Block-Based Concurrent and Storage-Aware Data Streaming for Grid Applications with Lots of Small Files
Cluster Computing and the Grid, IEEE International Symposium on (2009)
May 18, 2009 to May 21, 2009
Data streaming management and scheduling is required by many grid computing applications, especially when the volume of data to be processed is extremely high while available storage is relatively limited. Big bulk of data from scientific experiments is usually partitioned into lots of small files (LOSF), bringing challenges to data streaming supports. Block-based data transferring is proposed in this work and implemented using GridFTP, where the number of blocks or the size of each block must be carefully scheduled, taking makespan and available storage into account simultaneously. To increase processing efficiency, data streaming and processing have to be performed concurrently; data streaming scheduling must be storage-aware to avoid data overflow.
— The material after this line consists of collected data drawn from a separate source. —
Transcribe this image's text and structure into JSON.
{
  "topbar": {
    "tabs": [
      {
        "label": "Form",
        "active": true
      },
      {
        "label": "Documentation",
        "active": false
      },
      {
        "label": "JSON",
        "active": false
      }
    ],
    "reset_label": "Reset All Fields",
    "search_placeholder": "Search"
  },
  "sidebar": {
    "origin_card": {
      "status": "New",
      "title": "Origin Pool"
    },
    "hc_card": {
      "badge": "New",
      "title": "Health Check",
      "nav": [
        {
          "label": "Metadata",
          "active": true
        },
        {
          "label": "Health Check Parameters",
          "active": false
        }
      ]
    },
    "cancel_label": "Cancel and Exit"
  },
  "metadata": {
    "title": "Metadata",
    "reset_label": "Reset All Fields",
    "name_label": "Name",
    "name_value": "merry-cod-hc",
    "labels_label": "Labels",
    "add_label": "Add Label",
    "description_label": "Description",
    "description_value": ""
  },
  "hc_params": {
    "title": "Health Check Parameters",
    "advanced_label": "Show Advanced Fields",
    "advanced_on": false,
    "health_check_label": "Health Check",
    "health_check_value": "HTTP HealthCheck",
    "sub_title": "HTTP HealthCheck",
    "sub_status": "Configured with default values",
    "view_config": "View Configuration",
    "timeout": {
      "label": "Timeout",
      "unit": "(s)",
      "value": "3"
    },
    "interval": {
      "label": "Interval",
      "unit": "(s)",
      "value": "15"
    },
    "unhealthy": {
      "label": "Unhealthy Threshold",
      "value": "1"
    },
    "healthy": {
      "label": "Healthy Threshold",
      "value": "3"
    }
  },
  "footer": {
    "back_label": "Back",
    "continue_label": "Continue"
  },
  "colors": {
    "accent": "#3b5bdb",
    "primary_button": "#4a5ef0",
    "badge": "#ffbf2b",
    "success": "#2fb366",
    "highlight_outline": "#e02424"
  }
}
Experimental results show that the optimization method for block-based concurrent and storage-aware data streaming proposed in this work is efficient to deal with the LOSF problem with a relatively good performance in terms of makespan and storage usage.
Grid Computing, Data Streaming, Lots of Small Files
L. Liu, Y. Zhong, W. Zhang, J. Cao and C. Wu, "Block-Based Concurrent and Storage-Aware Data Streaming for Grid Applications with Lots of Small Files," Cluster Computing and the Grid, IEEE International Symposium on(CCGRID), Shanghai, China, 2009, pp. 538-543.